Traditional tort doctrines, however, do not provide for compensation for egregious conduct without causally related physical injury unless it rises to the level of intentional infliction of emotional distress.390 Commentators have suggested creation of causes of action based on creation of risk,391 and a limited number of courts have adopted such theories.392 Those theories are implicitly and sometimes explicitly premised on assumptions that some significant level of risk can be proved,393 assumptions that in many cases would be erroneous.394
In any event, the tort system is probably not the best forum for addressing public concerns over uncertain risk. The inability of toxic tort claimants to prove causation has been one of the more important rationales for environmental regulation.395 Indeed regulation is an area in which risk is explicitly recognized as a basis for restricting the dissemination of a substance in products or in the environment. Regulation does not compensate those who are injured despite regulation or by unregulated risks, but it has an important role to play in minimizing risks.

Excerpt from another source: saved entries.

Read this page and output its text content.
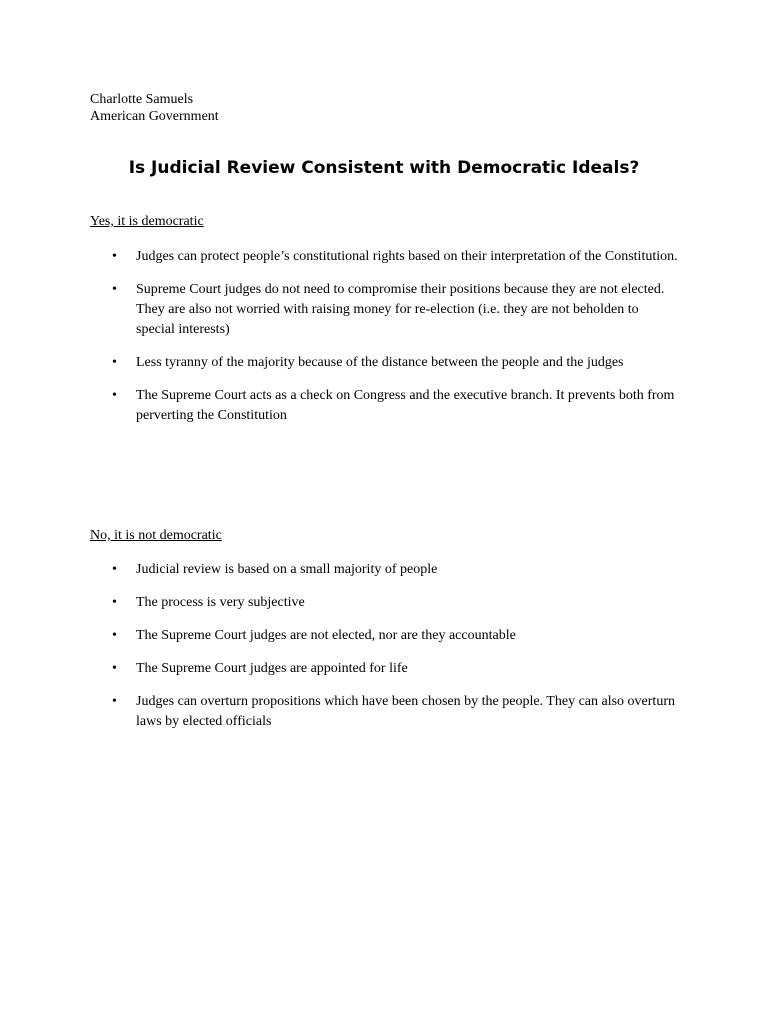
Charlotte Samuels
American Government
Is Judicial Review Consistent with Democratic Ideals?
Yes, it is democratic
• Judges can protect people’s constitutional rights based on their interpretation of the Constitution.
• Supreme Court judges do not need to compromise their positions because they are not elected. They are also not worried with raising money for re-election (i.e. they are not beholden to special interests)
• Less tyranny of the majority because of the distance between the people and the judges
• The Supreme Court acts as a check on Congress and the executive branch. It prevents both from perverting the Constitution
No, it is not democratic
• Judicial review is based on a small majority of people
• The process is very subjective
• The Supreme Court judges are not elected, nor are they accountable
• The Supreme Court judges are appointed for life
• Judges can overturn propositions which have been chosen by the people. They can also overturn laws by elected officials
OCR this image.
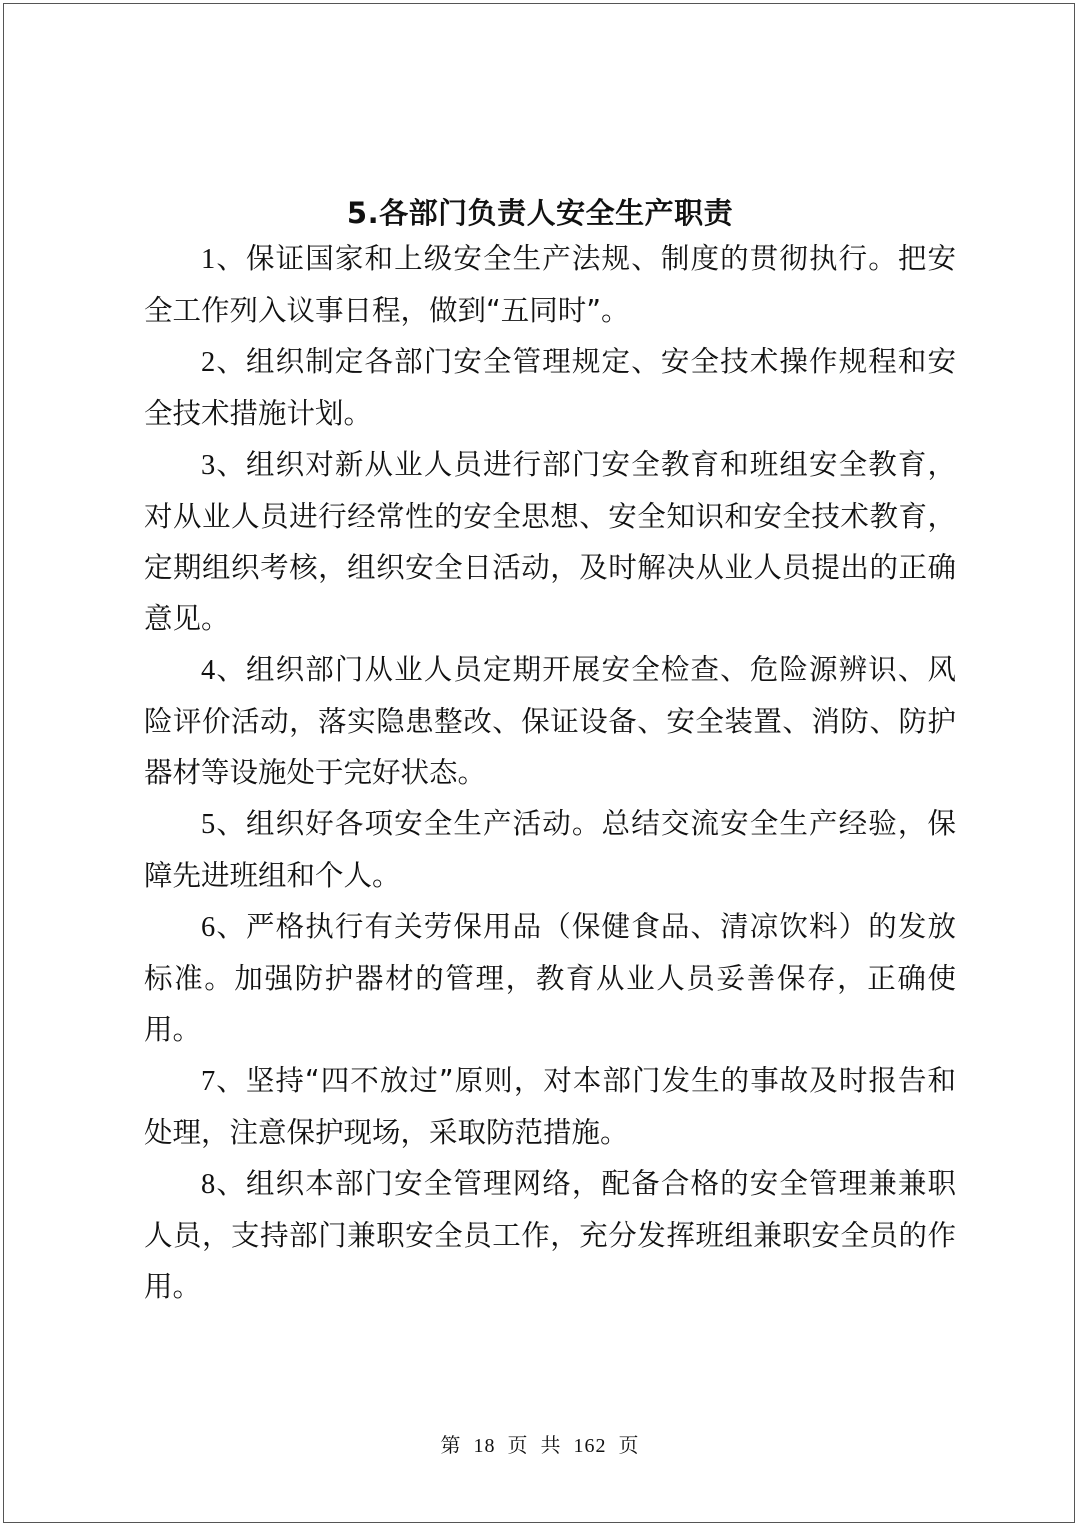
5.各部门负责人安全生产职责

1、保证国家和上级安全生产法规、制度的贯彻执行。把安全工作列入议事日程，做到“五同时”。

2、组织制定各部门安全管理规定、安全技术操作规程和安全技术措施计划。

3、组织对新从业人员进行部门安全教育和班组安全教育，对从业人员进行经常性的安全思想、安全知识和安全技术教育，定期组织考核，组织安全日活动，及时解决从业人员提出的正确意见。

4、组织部门从业人员定期开展安全检查、危险源辨识、风险评价活动，落实隐患整改、保证设备、安全装置、消防、防护器材等设施处于完好状态。

5、组织好各项安全生产活动。总结交流安全生产经验，保障先进班组和个人。

6、严格执行有关劳保用品（保健食品、清凉饮料）的发放标准。加强防护器材的管理，教育从业人员妥善保存，正确使用。

7、坚持“四不放过”原则，对本部门发生的事故及时报告和处理，注意保护现场，采取防范措施。

8、组织本部门安全管理网络，配备合格的安全管理兼兼职人员，支持部门兼职安全员工作，充分发挥班组兼职安全员的作用。

第 18 页 共 162 页
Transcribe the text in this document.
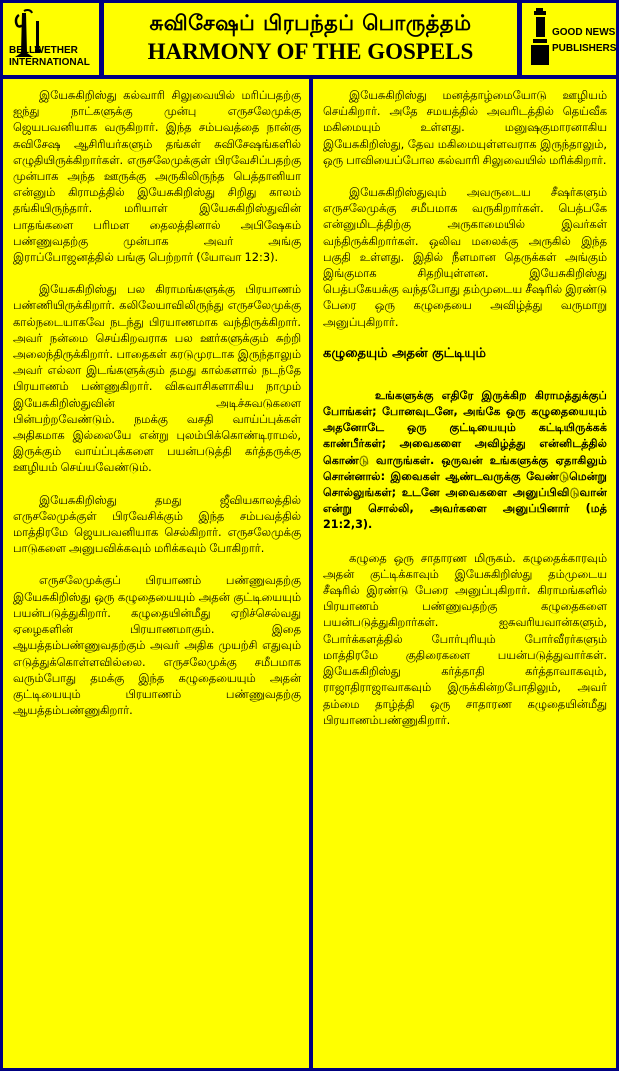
BELLWETHER
INTERNATIONAL
சுவிசேஷப் பிரபந்தப் பொருத்தம்
HARMONY OF THE GOSPELS
GOOD NEWS
PUBLISHERS

இயேசுகிறிஸ்து கல்வாரி சிலுவையில் மரிப்பதற்கு ஐந்து நாட்களுக்கு முன்பு எருசலேமுக்கு ஜெயபவனியாக வருகிறார். இந்த சம்பவத்தை நான்கு சுவிசேஷ ஆசிரியர்களும் தங்கள் சுவிசேஷங்களில் எழுதியிருக்கிறார்கள். எருசலேமுக்குள் பிரவேசிப்பதற்கு முன்பாக அந்த ஊருக்கு அருகிலிருந்த பெத்தானியா என்னும் கிராமத்தில் இயேசுகிறிஸ்து சிறிது காலம் தங்கியிருந்தார். மரியாள் இயேசுகிறிஸ்துவின் பாதங்களை பரிமள தைலத்தினால் அபிஷேகம் பண்ணுவதற்கு முன்பாக அவர் அங்கு இராப்போஜனத்தில் பங்கு பெற்றார் (யோவா 12:3).

இயேசுகிறிஸ்து பல கிராமங்களுக்கு பிரயாணம் பண்ணியிருக்கிறார். கலிலேயாவிலிருந்து எருசலேமுக்கு கால்நடையாகவே நடந்து பிரயாணமாக வந்திருக்கிறார். அவர் நன்மை செய்கிறவராக பல ஊர்களுக்கும் சுற்றி அலைந்திருக்கிறார். பாதைகள் கரடுமுரடாக இருந்தாலும் அவர் எல்லா இடங்களுக்கும் தமது கால்களால் நடந்தே பிரயாணம் பண்ணுகிறார். விசுவாசிகளாகிய நாமும் இயேசுகிறிஸ்துவின் அடிச்சுவடுகளை பின்பற்றவேண்டும். நமக்கு வசதி வாய்ப்புக்கள் அதிகமாக இல்லையே என்று புலம்பிக்கொண்டிராமல், இருக்கும் வாய்ப்புக்களை பயன்படுத்தி கர்த்தருக்கு ஊழியம் செய்யவேண்டும்.

இயேசுகிறிஸ்து தமது ஜீவியகாலத்தில் எருசலேமுக்குள் பிரவேசிக்கும் இந்த சம்பவத்தில் மாத்திரமே ஜெயபவனியாக செல்கிறார். எருசலேமுக்கு பாடுகளை அனுபவிக்கவும் மரிக்கவும் போகிறார்.

எருசலேமுக்குப் பிரயாணம் பண்ணுவதற்கு இயேசுகிறிஸ்து ஒரு கழுதையையும் அதன் குட்டியையும் பயன்படுத்துகிறார். கழுதையின்மீது ஏறிச்செல்வது ஏழைகளின் பிரயாணமாகும். இதை ஆயத்தம்பண்ணுவதற்கும் அவர் அதிக முயற்சி எதுவும் எடுத்துக்கொள்ளவில்லை. எருசலேமுக்கு சமீபமாக வரும்போது தமக்கு இந்த கழுதையையும் அதன் குட்டியையும் பிரயாணம் பண்ணுவதற்கு ஆயத்தம்பண்ணுகிறார்.

இயேசுகிறிஸ்து மனத்தாழ்மையோடு ஊழியம் செய்கிறார். அதே சமயத்தில் அவரிடத்தில் தெய்வீக மகிமையும் உள்ளது. மனுஷகுமாரனாகிய இயேசுகிறிஸ்து, தேவ மகிமையுள்ளவராக இருந்தாலும், ஒரு பாவியைப்போல கல்வாரி சிலுவையில் மரிக்கிறார்.

இயேசுகிறிஸ்துவும் அவருடைய சீஷர்களும் எருசலேமுக்கு சமீபமாக வருகிறார்கள். பெத்பகே என்னுமிடத்திற்கு அருகாமையில் இவர்கள் வந்திருக்கிறார்கள். ஒலிவ மலைக்கு அருகில் இந்த பகுதி உள்ளது. இதில் நீளமான தெருக்கள் அங்கும் இங்குமாக சிதறியுள்ளன. இயேசுகிறிஸ்து பெத்பகேயக்கு வந்தபோது தம்முடைய சீஷரில் இரண்டு பேரை ஒரு கழுதையை அவிழ்த்து வருமாறு அனுப்புகிறார்.

கழுதையும் அதன் குட்டியும்

உங்களுக்கு எதிரே இருக்கிற கிராமத்துக்குப் போங்கள்; போனவுடனே, அங்கே ஒரு கழுதையையும் அதனோடே ஒரு குட்டியையும் கட்டியிருக்கக் காண்பீர்கள்; அவைகளை அவிழ்த்து என்னிடத்தில் கொண்டு வாருங்கள். ஒருவன் உங்களுக்கு ஏதாகிலும் சொன்னால்: இவைகள் ஆண்டவருக்கு வேண்டுமென்று சொல்லுங்கள்; உடனே அவைகளை அனுப்பிவிடுவான் என்று சொல்லி, அவர்களை அனுப்பினார் (மத் 21:2,3).

கழுதை ஒரு சாதாரண மிருகம். கழுதைக்காரவும் அதன் குட்டிக்காவும் இயேசுகிறிஸ்து தம்முடைய சீஷரில் இரண்டு பேரை அனுப்புகிறார். கிராமங்களில் பிரயாணம் பண்ணுவதற்கு கழுதைகளை பயன்படுத்துகிறார்கள். ஐசுவரியவான்களும், போர்க்களத்தில் போர்புரியும் போர்வீரர்களும் மாத்திரமே குதிரைகளை பயன்படுத்துவார்கள். இயேசுகிறிஸ்து கர்த்தாதி கர்த்தாவாகவும், ராஜாதிராஜாவாகவும் இருக்கின்றபோதிலும், அவர் தம்மை தாழ்த்தி ஒரு சாதாரண கழுதையின்மீது பிரயாணம்பண்ணுகிறார்.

However desirable it might be to have the tort system fill all the gaps where toxic injury occurs, the current state of knowledge simply does not permit the necessary causal connections to be made. Given that state of affairs, what is at stake is whether the "more probable than not" standard of proof will continue to apply to toxic torts. Whether that burden should be lessened or even shifted to defendants are policy issues of the greatest importance. They should be addressed directly and changes, if any, should be based on their fullest consideration of the implications. To effect a reallocation of burdens of proof under the pretext of admitting reliable evidence which is in fact not probative, is not the appropriate way to bring about a change in such a fundamental principle of tort law.